Self-contained flats are exempt from these regulations, as the government determined they should maintain individual Council Tax responsibility. This means that  in the case of a house converted into self-contained flats, each flat will have its own Council Tax band.

What about student lettings?

If your HMO is entirely occupied by students, it qualifies for exemption from Council Tax. Their educational institution can provide a certificate upon the student’s request that confirms their full time student status. 

As the landlord is responsible for Council Tax, you are responsible for requesting they provide evidence or their study status so that you can apply for the exemption with the local council.

How HMO Council Tax impacts rental returns

It might be easy to assume that the liability of Council Tax being on tenants prior to 2023 was better for HMO landlords, given that the tenants were covering that cost. However, it would also make letting a room in an HMO difficult given the higher costs. Tenants may feel the squeeze of this additional Council Tax and move on quicker, making costs and management for landlords higher and more difficult in the long run.

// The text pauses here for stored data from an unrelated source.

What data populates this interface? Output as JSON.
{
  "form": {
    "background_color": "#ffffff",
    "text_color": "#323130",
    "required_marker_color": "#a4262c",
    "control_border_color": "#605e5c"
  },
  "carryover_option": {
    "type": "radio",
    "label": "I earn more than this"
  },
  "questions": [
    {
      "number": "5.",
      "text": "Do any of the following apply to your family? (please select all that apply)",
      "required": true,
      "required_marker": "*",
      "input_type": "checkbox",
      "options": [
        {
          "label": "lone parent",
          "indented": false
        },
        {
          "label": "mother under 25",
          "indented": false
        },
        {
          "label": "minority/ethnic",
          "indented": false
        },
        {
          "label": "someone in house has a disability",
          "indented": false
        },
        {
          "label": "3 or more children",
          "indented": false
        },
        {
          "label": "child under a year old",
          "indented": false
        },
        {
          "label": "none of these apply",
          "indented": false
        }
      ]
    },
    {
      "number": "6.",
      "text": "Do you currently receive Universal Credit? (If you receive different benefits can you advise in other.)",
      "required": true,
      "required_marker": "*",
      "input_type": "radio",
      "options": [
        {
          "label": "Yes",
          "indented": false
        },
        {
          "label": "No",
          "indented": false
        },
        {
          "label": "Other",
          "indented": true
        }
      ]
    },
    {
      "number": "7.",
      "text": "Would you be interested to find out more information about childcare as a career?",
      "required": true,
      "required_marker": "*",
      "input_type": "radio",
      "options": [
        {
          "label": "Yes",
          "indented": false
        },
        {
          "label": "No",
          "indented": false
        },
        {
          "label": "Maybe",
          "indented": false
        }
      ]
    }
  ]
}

The current regulations simplify the administrative process of disaggregation and reduce the cost of renting for tenants, meaning that landlords can offer rooms that are inclusive of Council Tax within the rental price, which makes budgeting for tenants easier. 

The rent should never be shown as split between rent and council tax, which could be seen as charging for council tax, which is not permitted in HMOs. The rent should not mention any inclusion, in the same way a landlord wouldn’t usually include other running costs like building insurance or repairs.